Indiana Daily Student

Silver screen comebacks

Hollywood is a fickle mistress. One day’s superstar is the next day’s nobody. It is common for an actor or actress to have a hit, or even a string of hits, before fading forever into obscurity. But occasionally, the end isn’t the end. Second chances do happen. The 2000s have brought success for several actors who had appeared as if their time in the spotlight was over.

Neil Patrick Harris

It’s hard to remember that Neil Patrick Harris was ever anything but a giant. The former child star has been in the spotlight since the 2005 premiere of “How I Met Your Mother.” But his first shot at stardom came years earlier. Many people still remember him as the title character in the television show “Doogie Howser, M.D.”

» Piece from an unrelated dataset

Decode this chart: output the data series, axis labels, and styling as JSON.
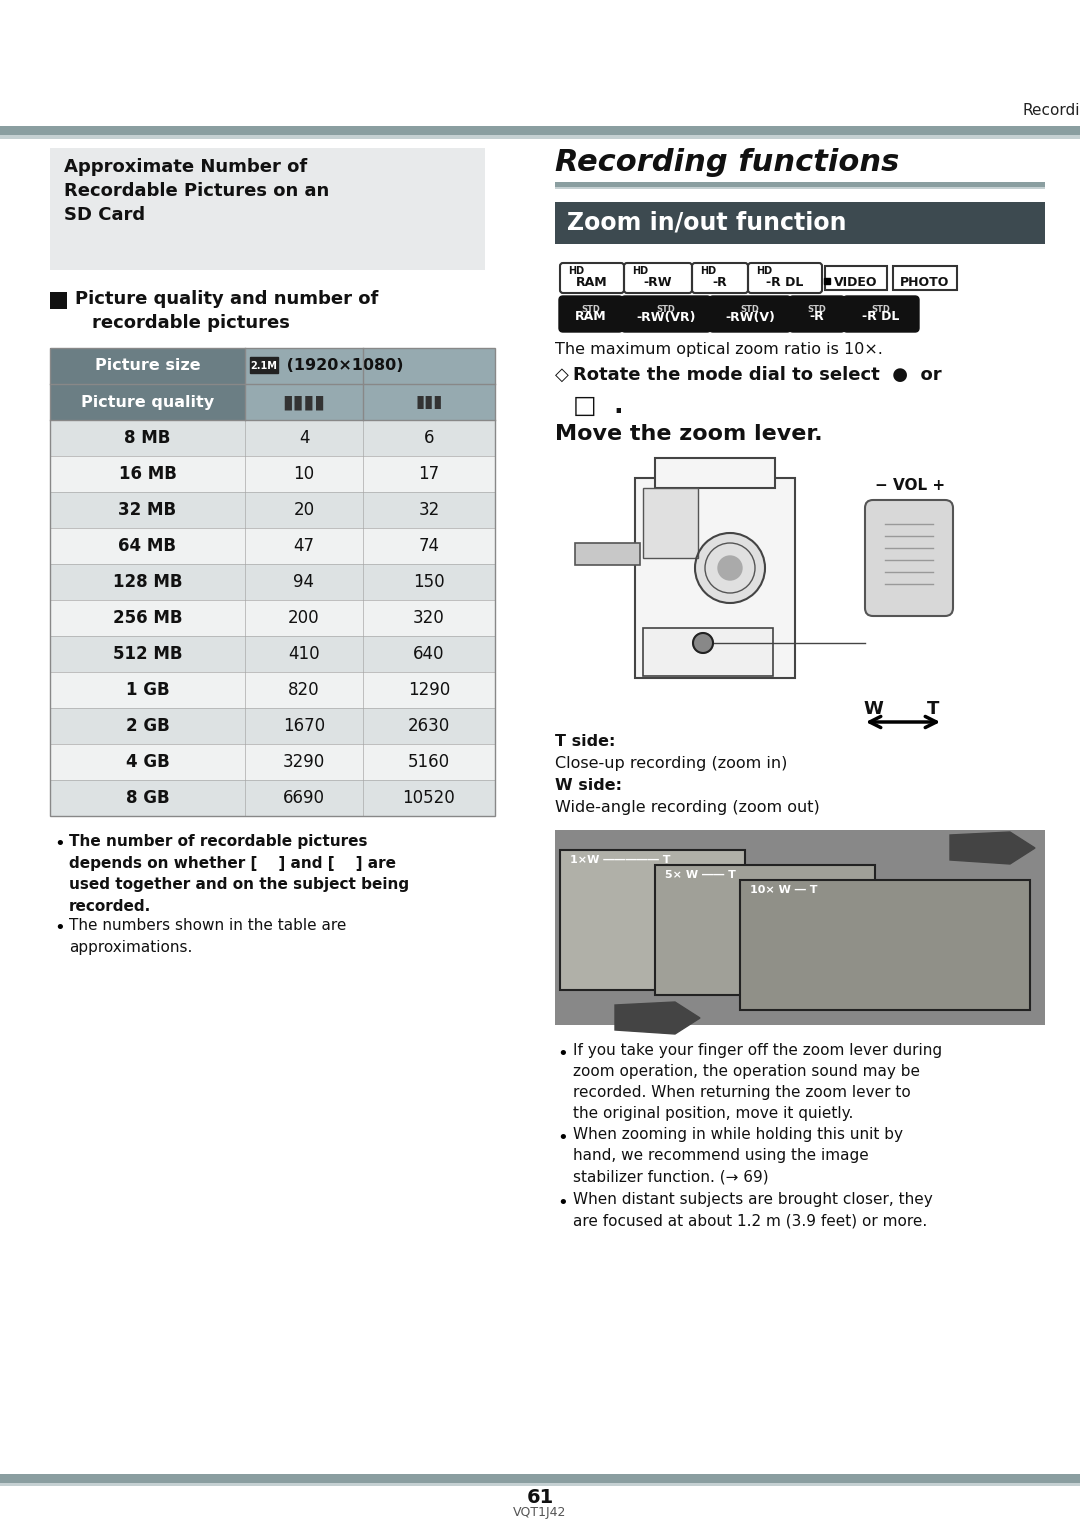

Like many young stars, he had difficulties making the transition to adult stardom. Things changed in 2004 when Harris made a cameo appearance in “Harold and Kumar Go to White Castle.”

Harris played a fictitious version of himself as a coked-up, dysfunctional has-been. What could have been a less-than-notable attempt at self-parody took off, and with his casting in “How I Met Your Mother” the next year Harris was once again a star.

Robert Downey, Jr.

Perhaps no actor in recent memory has had a fall and comeback as dramatic as Robert Downey, Jr. By the mid-1990s, he had been on the Hollywood scene for decades. He enjoyed success in the early ’90s with films such as “Chaplin” and “Natural Born Killers.”

But in 1996, things went downhill. Downey was arrested on drug charges and began a five year struggle with addiction. He spent almost a year in rehab and was released in 2000. His troubles weren’t over. It took a couple years of before Downey could get film roles again.

2008 was the true comeback year for Downey. He starred in “Iron Man,” a film which, according to, has made well over half a million dollars internationally. Downey starred in an Iron Man sequel, 2012’s “The Avengers” and two Sherlock Holmes films.

Mickey Rourke

In the 2008 film “The Wrestler,” Mickey Rourke played a washed-up wrestler who must deal with the physical and emotional tolls of an unsuccessful career.

In some ways, it was a role meant for Rourke. The actor had numerous leading roles in in 1980s. In 1991, he withdrew from Hollywood to return to the world of boxing, which he had trained for during his youth.

The numerous facial injuries he sustained as a result of his boxing career and the ensuing reconstructive plastic surgery left Rourke with but a shadow of the looks that had helped make him a star.

His new looks, as well as the experiences he had as a boxer, made Rourke perfect for “The Wrestler.” The film earned him a Golden Globe and an Oscar nomination.